On devait à ce paysagiste le Parc de Gerland et les espaces publics de la Cité Internationale.
Le paysagiste Michel Corajoud est mort mercredi 29 octobre. On devait à ce dernier le Parc de Gerland, ainsi que les espaces publics de la Cité Internationale. Il avait obtenu le Grand prix du paysage en 1992 et le Grand prix de l’urbanisme en 2003, ainsi que le prix André le Nôtre en 2013.
« C’est un paysagiste de talent qui nous quitte. Son énergie et son inspiration ont permis de façonner des espaces publics, des parcs et des jardins, pour le bien-être de tous. Il laissera à Lyon une empreinte forte au travers de deux projets majeurs qui façonnent notre ville et ses espaces publics» a indiqué le maire de Lyon, Gérard Collomb.

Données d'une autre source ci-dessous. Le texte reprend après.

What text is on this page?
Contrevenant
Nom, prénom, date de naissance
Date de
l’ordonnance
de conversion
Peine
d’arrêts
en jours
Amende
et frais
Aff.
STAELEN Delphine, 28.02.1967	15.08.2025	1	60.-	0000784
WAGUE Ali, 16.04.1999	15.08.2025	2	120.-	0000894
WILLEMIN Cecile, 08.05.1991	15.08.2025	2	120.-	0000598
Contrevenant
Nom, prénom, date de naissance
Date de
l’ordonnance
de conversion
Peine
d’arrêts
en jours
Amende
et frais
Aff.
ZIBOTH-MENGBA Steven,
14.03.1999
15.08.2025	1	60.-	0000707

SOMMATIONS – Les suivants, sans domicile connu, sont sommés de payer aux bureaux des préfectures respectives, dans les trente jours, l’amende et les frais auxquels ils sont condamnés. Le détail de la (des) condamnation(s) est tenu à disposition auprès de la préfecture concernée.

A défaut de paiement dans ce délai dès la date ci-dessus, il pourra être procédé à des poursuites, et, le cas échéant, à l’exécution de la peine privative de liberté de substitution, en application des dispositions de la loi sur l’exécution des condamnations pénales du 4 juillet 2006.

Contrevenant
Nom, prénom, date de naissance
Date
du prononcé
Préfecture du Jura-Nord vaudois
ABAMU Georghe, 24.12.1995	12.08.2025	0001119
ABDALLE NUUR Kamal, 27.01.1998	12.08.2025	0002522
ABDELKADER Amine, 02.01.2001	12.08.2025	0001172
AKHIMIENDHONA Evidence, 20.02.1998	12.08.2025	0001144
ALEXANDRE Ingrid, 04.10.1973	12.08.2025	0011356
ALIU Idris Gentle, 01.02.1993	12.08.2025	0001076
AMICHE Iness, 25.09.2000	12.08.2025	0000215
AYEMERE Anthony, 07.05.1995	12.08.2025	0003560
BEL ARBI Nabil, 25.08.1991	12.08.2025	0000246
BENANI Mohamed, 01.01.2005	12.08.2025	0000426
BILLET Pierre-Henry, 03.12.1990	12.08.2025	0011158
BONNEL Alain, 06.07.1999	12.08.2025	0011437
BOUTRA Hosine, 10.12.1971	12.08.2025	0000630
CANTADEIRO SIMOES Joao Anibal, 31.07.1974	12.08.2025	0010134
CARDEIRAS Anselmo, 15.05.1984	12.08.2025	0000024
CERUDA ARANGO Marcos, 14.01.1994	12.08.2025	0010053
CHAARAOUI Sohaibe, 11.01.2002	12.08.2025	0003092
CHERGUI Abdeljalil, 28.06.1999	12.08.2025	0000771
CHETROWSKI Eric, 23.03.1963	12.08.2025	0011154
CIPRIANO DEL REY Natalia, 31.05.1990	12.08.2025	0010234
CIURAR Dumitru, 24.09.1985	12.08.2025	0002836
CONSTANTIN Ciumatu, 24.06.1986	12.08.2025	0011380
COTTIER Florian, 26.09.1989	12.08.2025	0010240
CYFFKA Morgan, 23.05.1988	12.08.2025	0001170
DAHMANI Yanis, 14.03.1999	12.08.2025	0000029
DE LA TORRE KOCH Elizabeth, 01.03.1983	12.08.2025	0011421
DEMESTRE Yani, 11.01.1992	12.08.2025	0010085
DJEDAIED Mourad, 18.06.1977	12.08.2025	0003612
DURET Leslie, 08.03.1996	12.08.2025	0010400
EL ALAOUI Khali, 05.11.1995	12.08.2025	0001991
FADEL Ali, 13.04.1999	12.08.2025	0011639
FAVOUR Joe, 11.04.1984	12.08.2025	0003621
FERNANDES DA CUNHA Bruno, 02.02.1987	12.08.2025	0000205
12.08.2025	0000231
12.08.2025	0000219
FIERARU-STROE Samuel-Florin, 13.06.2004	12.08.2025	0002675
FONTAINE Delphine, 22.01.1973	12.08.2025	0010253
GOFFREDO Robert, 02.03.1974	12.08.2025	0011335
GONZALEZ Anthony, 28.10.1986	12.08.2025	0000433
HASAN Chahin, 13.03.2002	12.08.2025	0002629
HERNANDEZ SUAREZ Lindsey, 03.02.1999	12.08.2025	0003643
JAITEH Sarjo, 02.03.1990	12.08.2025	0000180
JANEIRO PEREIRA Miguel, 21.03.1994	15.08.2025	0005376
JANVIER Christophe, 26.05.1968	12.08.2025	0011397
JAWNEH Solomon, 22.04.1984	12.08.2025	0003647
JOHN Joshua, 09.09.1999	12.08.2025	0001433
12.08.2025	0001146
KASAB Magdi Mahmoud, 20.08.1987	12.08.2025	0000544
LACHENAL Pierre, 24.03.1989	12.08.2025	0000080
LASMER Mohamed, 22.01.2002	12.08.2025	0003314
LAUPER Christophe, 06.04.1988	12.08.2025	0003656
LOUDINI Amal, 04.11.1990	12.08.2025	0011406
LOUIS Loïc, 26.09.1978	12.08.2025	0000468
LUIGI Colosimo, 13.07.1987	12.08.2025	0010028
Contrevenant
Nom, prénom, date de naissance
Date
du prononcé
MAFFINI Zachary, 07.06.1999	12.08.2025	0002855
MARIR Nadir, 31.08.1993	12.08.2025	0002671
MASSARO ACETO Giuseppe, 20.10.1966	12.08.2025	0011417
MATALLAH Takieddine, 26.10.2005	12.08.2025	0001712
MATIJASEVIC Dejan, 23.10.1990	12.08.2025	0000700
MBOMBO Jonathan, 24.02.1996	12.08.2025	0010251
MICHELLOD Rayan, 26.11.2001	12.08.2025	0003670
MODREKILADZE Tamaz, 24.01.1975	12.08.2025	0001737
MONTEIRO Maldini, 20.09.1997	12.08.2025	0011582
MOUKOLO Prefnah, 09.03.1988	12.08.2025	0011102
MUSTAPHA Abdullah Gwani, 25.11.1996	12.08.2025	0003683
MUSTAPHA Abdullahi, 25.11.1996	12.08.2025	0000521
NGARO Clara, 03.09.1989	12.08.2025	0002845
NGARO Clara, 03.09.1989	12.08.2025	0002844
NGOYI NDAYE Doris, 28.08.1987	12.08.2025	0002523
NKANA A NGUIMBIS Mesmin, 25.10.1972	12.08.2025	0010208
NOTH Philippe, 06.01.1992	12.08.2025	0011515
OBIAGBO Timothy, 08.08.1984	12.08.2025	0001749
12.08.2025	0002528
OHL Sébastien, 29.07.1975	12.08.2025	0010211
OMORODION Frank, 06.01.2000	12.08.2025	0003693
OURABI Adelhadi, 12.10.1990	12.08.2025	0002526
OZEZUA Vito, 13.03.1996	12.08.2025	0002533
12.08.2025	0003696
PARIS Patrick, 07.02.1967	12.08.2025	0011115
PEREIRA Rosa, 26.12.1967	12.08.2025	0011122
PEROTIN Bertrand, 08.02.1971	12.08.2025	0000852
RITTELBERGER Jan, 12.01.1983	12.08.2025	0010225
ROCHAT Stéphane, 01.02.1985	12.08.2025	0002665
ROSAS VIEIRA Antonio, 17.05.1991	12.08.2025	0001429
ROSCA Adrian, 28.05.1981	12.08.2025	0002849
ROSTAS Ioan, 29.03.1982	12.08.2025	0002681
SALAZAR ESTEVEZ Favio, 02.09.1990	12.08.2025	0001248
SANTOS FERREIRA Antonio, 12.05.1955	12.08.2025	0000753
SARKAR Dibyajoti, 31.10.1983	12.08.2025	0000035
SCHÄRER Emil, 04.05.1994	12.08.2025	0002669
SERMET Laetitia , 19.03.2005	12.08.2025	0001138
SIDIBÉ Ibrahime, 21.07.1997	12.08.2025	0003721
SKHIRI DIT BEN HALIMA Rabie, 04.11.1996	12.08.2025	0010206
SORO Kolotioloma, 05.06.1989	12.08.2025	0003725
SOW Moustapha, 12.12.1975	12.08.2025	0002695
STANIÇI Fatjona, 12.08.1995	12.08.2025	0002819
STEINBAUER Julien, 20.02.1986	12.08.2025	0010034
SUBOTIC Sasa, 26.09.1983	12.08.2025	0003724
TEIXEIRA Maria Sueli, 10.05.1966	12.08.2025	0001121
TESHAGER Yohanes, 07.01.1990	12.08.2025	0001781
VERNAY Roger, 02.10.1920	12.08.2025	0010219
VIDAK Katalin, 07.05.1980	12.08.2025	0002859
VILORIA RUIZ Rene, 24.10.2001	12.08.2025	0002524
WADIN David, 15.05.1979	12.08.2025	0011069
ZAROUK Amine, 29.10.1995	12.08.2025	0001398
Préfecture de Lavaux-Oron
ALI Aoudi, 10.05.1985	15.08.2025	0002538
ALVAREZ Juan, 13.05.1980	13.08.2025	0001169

« C’est à Michel Corajoud que l’on doit le Parc de Gerland, inauguré en 2000, mais aussi le travail immense réalisé sur la Cité Internationale, où en lien avec l’architecte urbaniste Renzo Piano, il a conçu et dessiné les 15 hectares d’espaces publics qui façonnent cette transition entre le parc de la Tête d’Or et les berges du Rhône » a rappelé le maire.
Le paysagiste avait également œuvré à Grenoble, pour le Parc de la Villeneuve, mais aussi à Bordeaux, sur les quais de la Garonne. Il avait, durant toute sa carrière été enseignant à l’École nationale supérieure du paysage de Versailles.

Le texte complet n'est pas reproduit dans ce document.